Throughout the week, the waters of Foley Pond have run blood red in memory of the lives of eight martyrs. On Monday, a vigil was held in remembrance of the lives of six Jesuit priests, their housekeeper and her daughter, who were assassinated in El Salvador 20 years ago.
The priests were martyred because of their writings and their declamations to the government for human rights abuses.
The vigil began by Foley Pond, where a group of more than 50 students gathered together in the cold, holding candles to light the night. There were prayers, responses and songs as the stories of the eight martyrs were told and their lives remembered.
From Foley Pond, the group processed to Sunken Garden where eight crosses were erected. Below each cross sat six of LMU’s own Jesuit priests and two students to represent the six martyrs.
The mood of the vigil was somber and respectful as the crowd felt the impact of the assassinations. Each representative at the crosses stood as the story of their respective martyr was spoken and remembered.
From Sunken Garden, the crowd moved to the front of the chapel where more prayers were said. The vigil ended before the Jesuit Community Residence after about an hour of remembrance and prayer.
Similar vigils have been and are being held at Jesuit universities across the nation.
The event held this past Monday was a student-run effort, assisted in large part by the delegation of students that will be travelling to Georgia with fellow Jesuit students across the nation to discuss issues of justice and protest The School of the Americas.
Coordinator and junior psychology and political science major Carlos Rodriguez described The School of the Americas as a “school started in the 1920s as a way for the United States to train soldiers from Latin America. During the ’80s, when the U.S. had a firm policy of anti-communism, they began to train soldiers from dictatorships.” The students from the school, he explained, went on to commit huge atrocities and violations of human rights.
Having been on the Georgia trip three times, the vigil was very personal to Rodriguez who knows people who have suffered from the effects of the assassinations.
The vigil was held in memory of the lives of the martyrs, “to say that we will continue their work in our own lives and in our life as a University,” said Rodriguez. “They were assassinated because they believed in free expression and intellectual rigor and as students of this university that is something that we hold dear as well.”

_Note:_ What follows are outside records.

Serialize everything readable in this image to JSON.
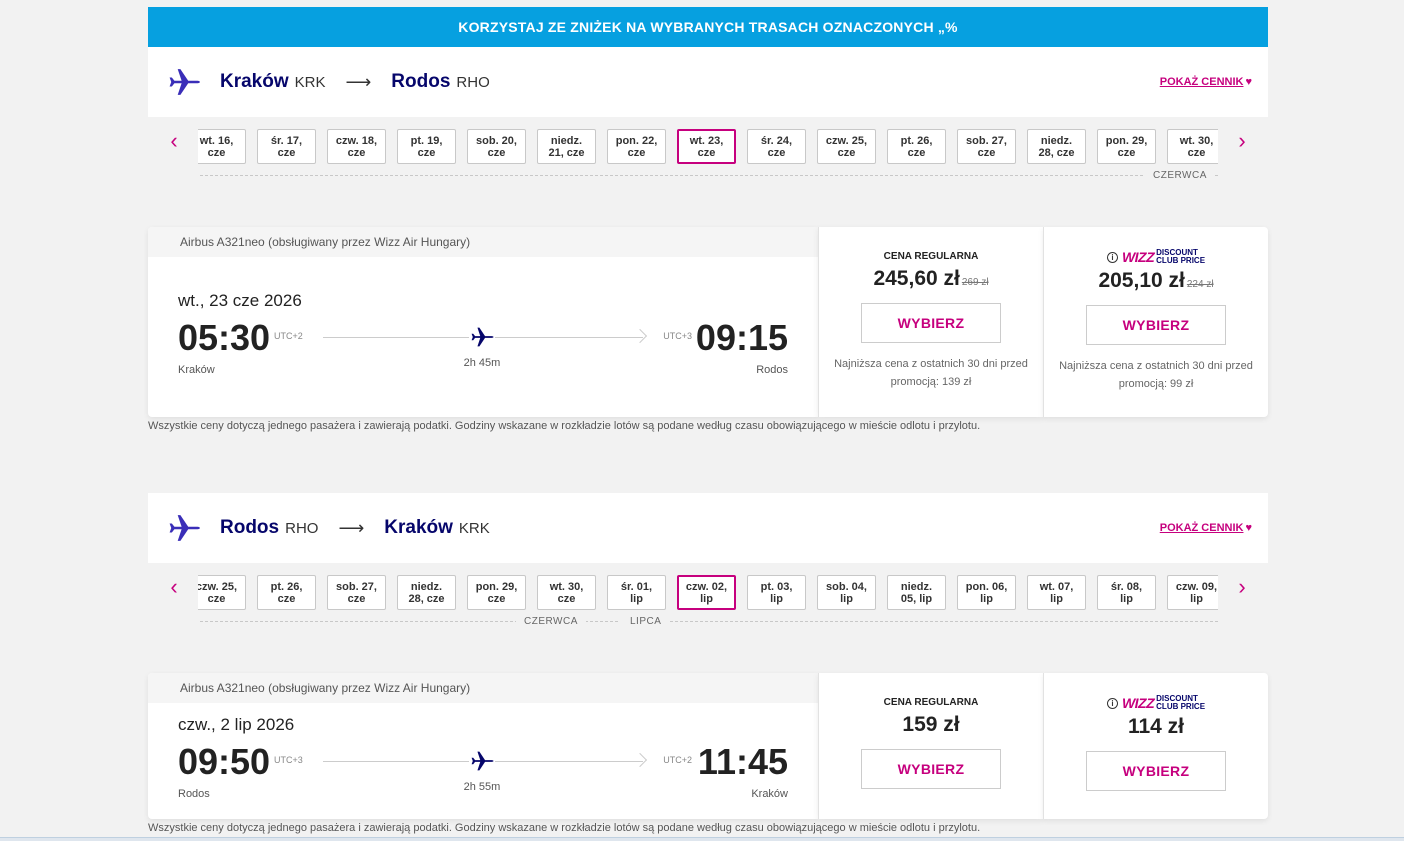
{
  "promo_banner": "KORZYSTAJ ZE ZNIŻEK NA WYBRANYCH TRASACH OZNACZONYCH „%",
  "outbound": {
    "from_city": "Kraków",
    "from_code": "KRK",
    "arrow": "⟶",
    "to_city": "Rodos",
    "to_code": "RHO",
    "price_link": "POKAŻ CENNIK",
    "dates": [
      {
        "day": "wt. 16,",
        "month": "cze"
      },
      {
        "day": "śr. 17,",
        "month": "cze"
      },
      {
        "day": "czw. 18,",
        "month": "cze"
      },
      {
        "day": "pt. 19,",
        "month": "cze"
      },
      {
        "day": "sob. 20,",
        "month": "cze"
      },
      {
        "day": "niedz.",
        "month": "21, cze"
      },
      {
        "day": "pon. 22,",
        "month": "cze"
      },
      {
        "day": "wt. 23,",
        "month": "cze",
        "active": true
      },
      {
        "day": "śr. 24,",
        "month": "cze"
      },
      {
        "day": "czw. 25,",
        "month": "cze"
      },
      {
        "day": "pt. 26,",
        "month": "cze"
      },
      {
        "day": "sob. 27,",
        "month": "cze"
      },
      {
        "day": "niedz.",
        "month": "28, cze"
      },
      {
        "day": "pon. 29,",
        "month": "cze"
      },
      {
        "day": "wt. 30,",
        "month": "cze"
      }
    ],
    "month_labels": [
      "CZERWCA"
    ],
    "aircraft": "Airbus A321neo (obsługiwany przez Wizz Air Hungary)",
    "flight_date": "wt., 23 cze 2026",
    "dep_time": "05:30",
    "dep_utc": "UTC+2",
    "arr_time": "09:15",
    "arr_utc": "UTC+3",
    "duration": "2h 45m",
    "dep_city": "Kraków",
    "arr_city": "Rodos",
    "regular_label": "CENA REGULARNA",
    "regular_price": "245,60 zł",
    "regular_old": "269 zł",
    "regular_select": "WYBIERZ",
    "regular_note": "Najniższa cena z ostatnich 30 dni przed promocją: 139 zł",
    "club_logo_wizz": "WIZZ",
    "club_logo_text1": "DISCOUNT",
    "club_logo_text2": "CLUB PRICE",
    "club_price": "205,10 zł",
    "club_old": "224 zł",
    "club_select": "WYBIERZ",
    "club_note": "Najniższa cena z ostatnich 30 dni przed promocją: 99 zł",
    "disclaimer": "Wszystkie ceny dotyczą jednego pasażera i zawierają podatki. Godziny wskazane w rozkładzie lotów są podane według czasu obowiązującego w mieście odlotu i przylotu."
  },
  "inbound": {
    "from_city": "Rodos",
    "from_code": "RHO",
    "arrow": "⟶",
    "to_city": "Kraków",
    "to_code": "KRK",
    "price_link": "POKAŻ CENNIK",
    "dates": [
      {
        "day": "czw. 25,",
        "month": "cze"
      },
      {
        "day": "pt. 26,",
        "month": "cze"
      },
      {
        "day": "sob. 27,",
        "month": "cze"
      },
      {
        "day": "niedz.",
        "month": "28, cze"
      },
      {
        "day": "pon. 29,",
        "month": "cze"
      },
      {
        "day": "wt. 30,",
        "month": "cze"
      },
      {
        "day": "śr. 01,",
        "month": "lip"
      },
      {
        "day": "czw. 02,",
        "month": "lip",
        "active": true
      },
      {
        "day": "pt. 03,",
        "month": "lip"
      },
      {
        "day": "sob. 04,",
        "month": "lip"
      },
      {
        "day": "niedz.",
        "month": "05, lip"
      },
      {
        "day": "pon. 06,",
        "month": "lip"
      },
      {
        "day": "wt. 07,",
        "month": "lip"
      },
      {
        "day": "śr. 08,",
        "month": "lip"
      },
      {
        "day": "czw. 09,",
        "month": "lip"
      }
    ],
    "month_labels": [
      "CZERWCA",
      "LIPCA"
    ],
    "aircraft": "Airbus A321neo (obsługiwany przez Wizz Air Hungary)",
    "flight_date": "czw., 2 lip 2026",
    "dep_time": "09:50",
    "dep_utc": "UTC+3",
    "arr_time": "11:45",
    "arr_utc": "UTC+2",
    "duration": "2h 55m",
    "dep_city": "Rodos",
    "arr_city": "Kraków",
    "regular_label": "CENA REGULARNA",
    "regular_price": "159 zł",
    "regular_select": "WYBIERZ",
    "club_logo_wizz": "WIZZ",
    "club_logo_text1": "DISCOUNT",
    "club_logo_text2": "CLUB PRICE",
    "club_price": "114 zł",
    "club_select": "WYBIERZ",
    "disclaimer": "Wszystkie ceny dotyczą jednego pasażera i zawierają podatki. Godziny wskazane w rozkładzie lotów są podane według czasu obowiązującego w mieście odlotu i przylotu."
  },
  "colors": {
    "accent": "#c6007e",
    "navy": "#06066b",
    "banner": "#06a0e0"
  }
}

Rodriguez hopes that all the students who attended the event and everyone in the LMU community sees the lives of these martyrs as an inspiration for what we can do with our lives and our community.

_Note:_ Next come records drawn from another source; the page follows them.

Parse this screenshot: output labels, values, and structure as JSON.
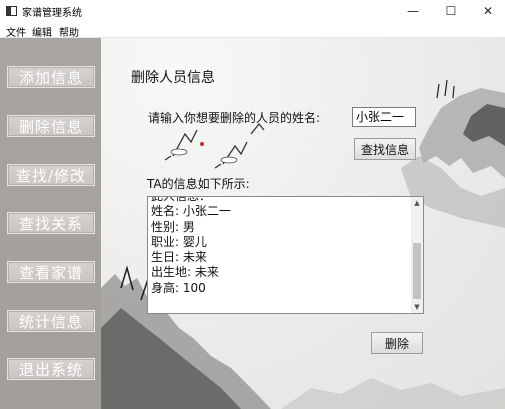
{
  "window": {
    "title": "家谱管理系统",
    "minimize_glyph": "—",
    "maximize_glyph": "☐",
    "close_glyph": "✕"
  },
  "menu": [
    "文件",
    "编辑",
    "帮助"
  ],
  "sidebar": {
    "items": [
      "添加信息",
      "删除信息",
      "查找/修改",
      "查找关系",
      "查看家谱",
      "统计信息",
      "退出系统"
    ]
  },
  "main": {
    "heading": "删除人员信息",
    "prompt": "请输入你想要删除的人员的姓名:",
    "name_value": "小张二一",
    "find_button": "查找信息",
    "info_label": "TA的信息如下所示:",
    "info_lines": [
      "此人信息：",
      "姓名:  小张二一",
      "性别:  男",
      "职业:  婴儿",
      "生日:  未来",
      "出生地:  未来",
      "身高:  100"
    ],
    "delete_button": "删除"
  },
  "icons": {
    "app": "app-window-icon",
    "scroll_up": "▲",
    "scroll_down": "▼"
  },
  "colors": {
    "sidebar": "#a6a2a0",
    "button_text": "#ffffff"
  }
}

Sarah Yamamoto and Holly Maag, freshmen mechanical engineering and civil engineering majors also attended the vigil.
Yamamoto said she “didn’t know what [she] was getting into but in the end it was really enlightening.”

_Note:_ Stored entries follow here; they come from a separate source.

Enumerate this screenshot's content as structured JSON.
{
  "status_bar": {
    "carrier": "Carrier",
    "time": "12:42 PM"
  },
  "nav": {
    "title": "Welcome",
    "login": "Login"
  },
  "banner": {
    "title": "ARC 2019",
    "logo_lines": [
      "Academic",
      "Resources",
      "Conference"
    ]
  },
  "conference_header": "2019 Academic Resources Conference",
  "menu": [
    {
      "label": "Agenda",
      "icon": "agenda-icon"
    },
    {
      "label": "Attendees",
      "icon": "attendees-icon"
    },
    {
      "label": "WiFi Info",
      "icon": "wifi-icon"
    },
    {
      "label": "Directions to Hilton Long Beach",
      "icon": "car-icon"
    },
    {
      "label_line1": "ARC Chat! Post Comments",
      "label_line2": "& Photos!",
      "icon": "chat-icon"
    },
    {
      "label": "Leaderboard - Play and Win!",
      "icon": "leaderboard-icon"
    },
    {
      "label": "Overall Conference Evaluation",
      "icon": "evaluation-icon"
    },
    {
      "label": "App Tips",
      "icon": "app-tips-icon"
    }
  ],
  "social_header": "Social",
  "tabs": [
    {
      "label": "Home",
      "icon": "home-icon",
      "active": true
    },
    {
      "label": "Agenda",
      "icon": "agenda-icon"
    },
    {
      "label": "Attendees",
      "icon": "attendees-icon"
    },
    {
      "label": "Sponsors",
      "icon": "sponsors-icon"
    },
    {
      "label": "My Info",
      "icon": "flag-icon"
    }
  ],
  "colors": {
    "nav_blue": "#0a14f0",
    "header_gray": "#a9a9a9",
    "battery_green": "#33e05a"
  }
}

Maag thought that this issue was “just so important for everybody, and it really brought the community together to support one another as Jesuits.”
It is the hope of Rodriguez for “all LMU students and ourselves as a community to give continuity, to give life to the work of the Jesuit martyrs, and to continue to place ourselves in the life of the oppressed and the poor in our worlds so that we can realize that our calling is to give voice to those who don’t have a voice in our world.”